Plan THD : Emmanuel Macron menace les opérateurs d’une double sanction en cas de manquement aux objectifs

Plan THD :  Emmanuel Macron menace les opérateurs d’une double sanction en cas de manquement aux objectifs

La fracture numérique est au coeur des débats en ce palpitant congrès des maires. Si Julien Denormandie est intervenu sans faire dans la demi-mesure en début de semaine au sujet de l’accélération exigée par le gouvernement sur le plan THD, Emmanuel Macron s’est montré hier tout aussi catégorique en annonçant la couleur.

De but en blanc, « les engagements conclus d’ici la fin de l’année avec les opérateurs seront contraignants, traduits de manière législative et donneront lieu à des sanctions pécuniaires et à la possibilité de l’Etat de se substituer aux opérateurs qui ne joueront pas le jeu», a asséné hier le Président de la République. Le ton est donné.

Sur la même ligne, Julien Denormandie, secrétaire d’Etat à la Cohésion des Territoires, avait rappelé les objectifs de l’Etat en répondant aux maires sur l’accélération du déploiement du plan THD il y a deux jours. “La feuille de route est claire : du bon débit pour tous en 2020, du très haut débit en 2022. Et nous devons préparer la société du gigabit, l’Union européenne ayant fixé un objectif à atteindre pour 2025”.

Pour y arriver, il faut plus d’investissements, des déploiements plus rapides et plus de transparence. Cette accélération, a t-il prévenu, va faire mal aux opérateurs : “nous n’y arriverons pas si nous ne nous faisons pas un peu mal. Et il faut que vous, opérateurs, ayez mal. Car investir plus, c’est mettre plus d’argent encore. Aller plus vite, c’est forcément douloureux”. Des "objectifs fermes, contractuels et opposables" seront pris et suivis de sanctions en cas de manquements.

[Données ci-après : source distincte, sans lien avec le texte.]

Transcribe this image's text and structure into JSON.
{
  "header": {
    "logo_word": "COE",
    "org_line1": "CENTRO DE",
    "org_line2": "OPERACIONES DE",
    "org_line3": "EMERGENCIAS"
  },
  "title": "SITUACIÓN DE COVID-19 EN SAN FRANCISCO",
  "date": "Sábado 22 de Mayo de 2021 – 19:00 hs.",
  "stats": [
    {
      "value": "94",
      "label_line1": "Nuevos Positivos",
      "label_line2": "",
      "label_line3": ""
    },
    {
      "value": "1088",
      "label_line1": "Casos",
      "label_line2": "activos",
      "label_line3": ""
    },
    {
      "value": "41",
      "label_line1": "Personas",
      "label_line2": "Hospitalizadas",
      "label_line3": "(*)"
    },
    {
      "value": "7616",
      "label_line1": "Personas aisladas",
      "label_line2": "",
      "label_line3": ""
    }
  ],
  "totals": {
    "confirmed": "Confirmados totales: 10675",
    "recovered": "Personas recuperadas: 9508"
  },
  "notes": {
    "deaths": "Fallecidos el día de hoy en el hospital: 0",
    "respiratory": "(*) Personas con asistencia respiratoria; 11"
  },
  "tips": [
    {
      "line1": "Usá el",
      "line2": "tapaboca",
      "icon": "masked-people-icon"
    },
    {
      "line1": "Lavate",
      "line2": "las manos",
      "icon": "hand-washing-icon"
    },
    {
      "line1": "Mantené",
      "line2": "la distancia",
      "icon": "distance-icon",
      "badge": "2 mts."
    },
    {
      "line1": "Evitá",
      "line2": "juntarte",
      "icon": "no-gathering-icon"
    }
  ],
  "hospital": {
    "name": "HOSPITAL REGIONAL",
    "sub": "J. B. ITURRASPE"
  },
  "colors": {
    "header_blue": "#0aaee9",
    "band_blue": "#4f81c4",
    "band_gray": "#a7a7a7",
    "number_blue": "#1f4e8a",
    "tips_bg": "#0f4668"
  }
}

Sur le mobile, l’Etat souhaite une meilleure couverture et surtout une meilleure perception sur le terrain. Afin de proposer une solution équilibrée, l’Arcep est actuellement en discussion avec Orange, Free, Bouygues et SFR, l’idée serait « de faire baisser certaines redevances sur les fréquences aujourd’hui payées par les opérateurs » en échange d’un gros effort sur les investissements pour une meilleure couverture mobile par le biais de la construction de milliers de sites notamment en zones isolées. Le gouvernement décidera ou non d’aller dans ce sens.

Enfin, l’intention de l’Etat de se substituer aux opérateurs si ceux-ni ne remplissent pas leurs futurs engagements, est une nouvelle fois remis sur la table, cette fois de manière on ne peut plus officielle par Emmanuel Macron. Son secrétaire d’Etat au numérique, Mounir Mahjoubi avait d’ailleurs évoqué cette possibilité le 15 novembre dernier, prévenant que "si les opérateurs ne sont pas capables de le faire, l’Etat prendra ses responsabilités. On a toujours été capable quand il était nécessaire d’équiper le pays, d’équiper pays. Les gens ne pourront pas continuer à vivre dans ces espaces s’ils ne sont pas connectés. Et ça c’est la ruine de nos territoires, la ruine de la France."